Entre informaciones cruzadas y contradictorias desde la conferencia mañanera del presidente Andrés Manuel López, la fecha de reapertura para actividades como la automotriz, minería y construcción se mantiene en duda, a pesar de que existía la expectativa de que hoy se oficializara el regreso inmediato al trabajo.

En el Diario Oficial de la Federación (DOF) matutino del 13 de mayo del 2020 se colocó el Acuerdo sobre las actividades esenciales por el Consejo de Salubridad General, en donde se daba luz verde a la minería, construcción y la fabricación de equipo de transporte como industrias esenciales a partir de hoy (ayer), aunque a medio día se bajó el documento, lo que generó incertidumbre entre el sector automotriz que ya se alistaba para operar en las próximas horas.

“Mientras prevalezca la emergencia sanitaria, la construcción, la minería y la fabricación de equipo de transporte se considerarán como actividades esenciales. A partir del 18 de mayo, las actividades esenciales establecerán estrictos protocolos de protección para todos sus trabajadores”, refería el decreto publicado en el DOF. Más tarde se explicó que la publicación había sido un error, pues lo que se había divulgado era una versión preliminar del acuerdo.

Durante la conferencia matutina del Jefe del Ejecutivo, la Secretaria de Economía, Graciela Márquez informó que a partir del 18 de mayo se llevaría a cabo el retorno gradual de los nuevos sectores esenciales y a partir del primero de junio iniciar en su totalidad. Y ahí, el Gobernador del Estado de México, Alfredo del Mazo, dijo que había hablado con el representante de la automotriz FCA (Fiat Chrysler Automobiles) para informar que deben regresar con gran cuidado y cautela en las medidas de prevención, a partir del 1 de junio.

La indefinición de fechas y sin un documento que avalara que los sectores pasarían a ser esenciales provocó que la industria contactara de inmediato, por la tarde, a Alfonso Romo, jefe de la Oficina de la Presidencia, para que le explicara lo que sucedía.
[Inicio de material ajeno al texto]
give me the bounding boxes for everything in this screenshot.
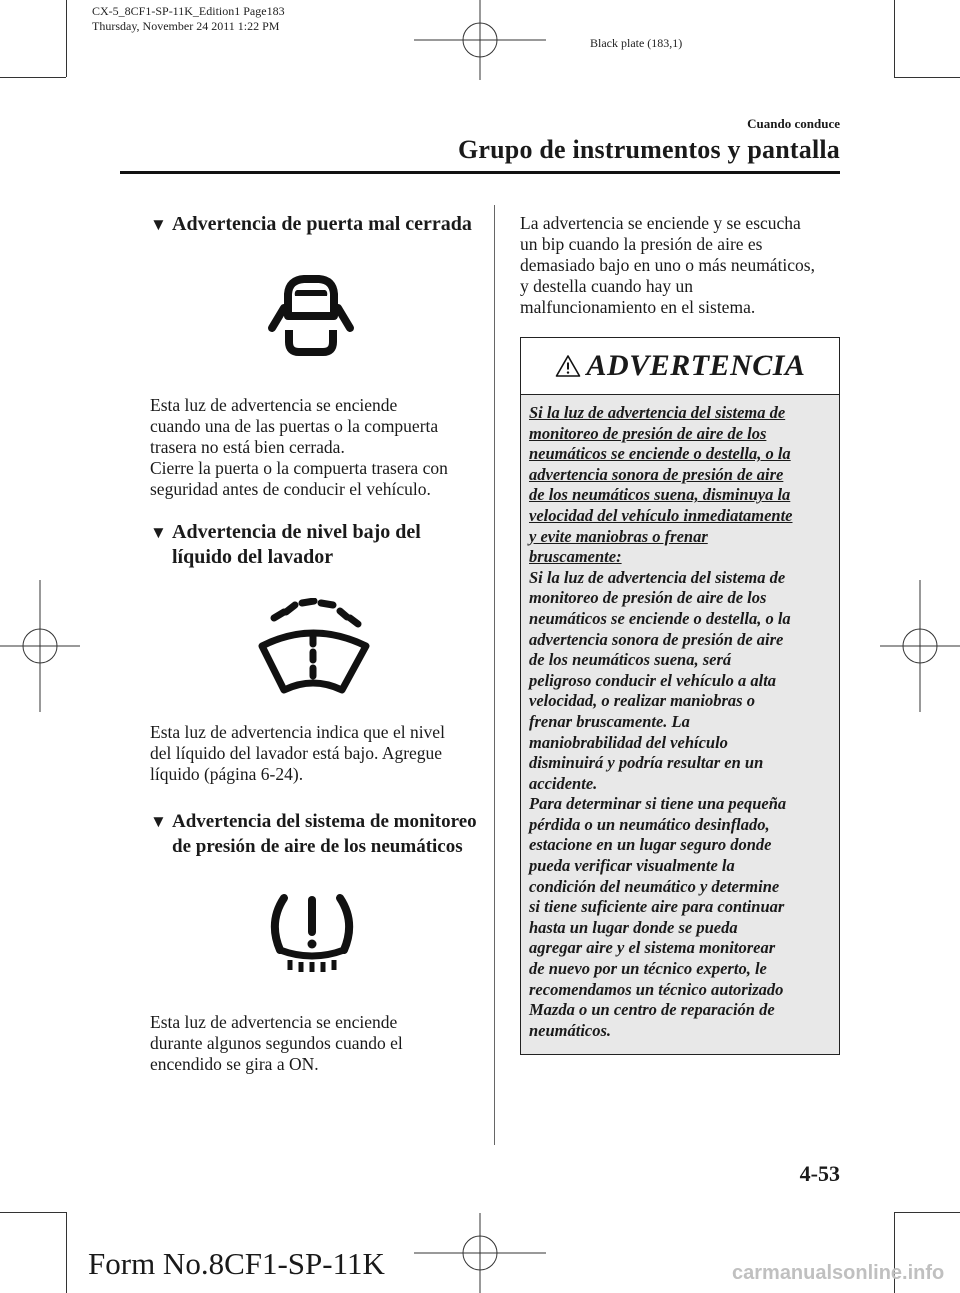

Pero el funcionario les garantizó que a partir de este jueves podían “arrancar ya”, según informó Óscar Albin, presidente de la Industria Nacional de Autopartes (INA).

“Acabamos de tener una reunión para aclarar esa duda con el ingeniero Alfonso Romo, jefe de la Oficina de la Presidencia y efectivamente, él nos confirma que para el entendimiento que hay de parte del gobierno federal de las cadenas de abastecimiento, es decir, los fabricantes y los industriales de autopartes deben arrancar ya, para que el día 18 que en que la mayoría de las fábricas de Estados Unidos, Canadá y México de fabricantes de autos ligeros estarán abriendo”.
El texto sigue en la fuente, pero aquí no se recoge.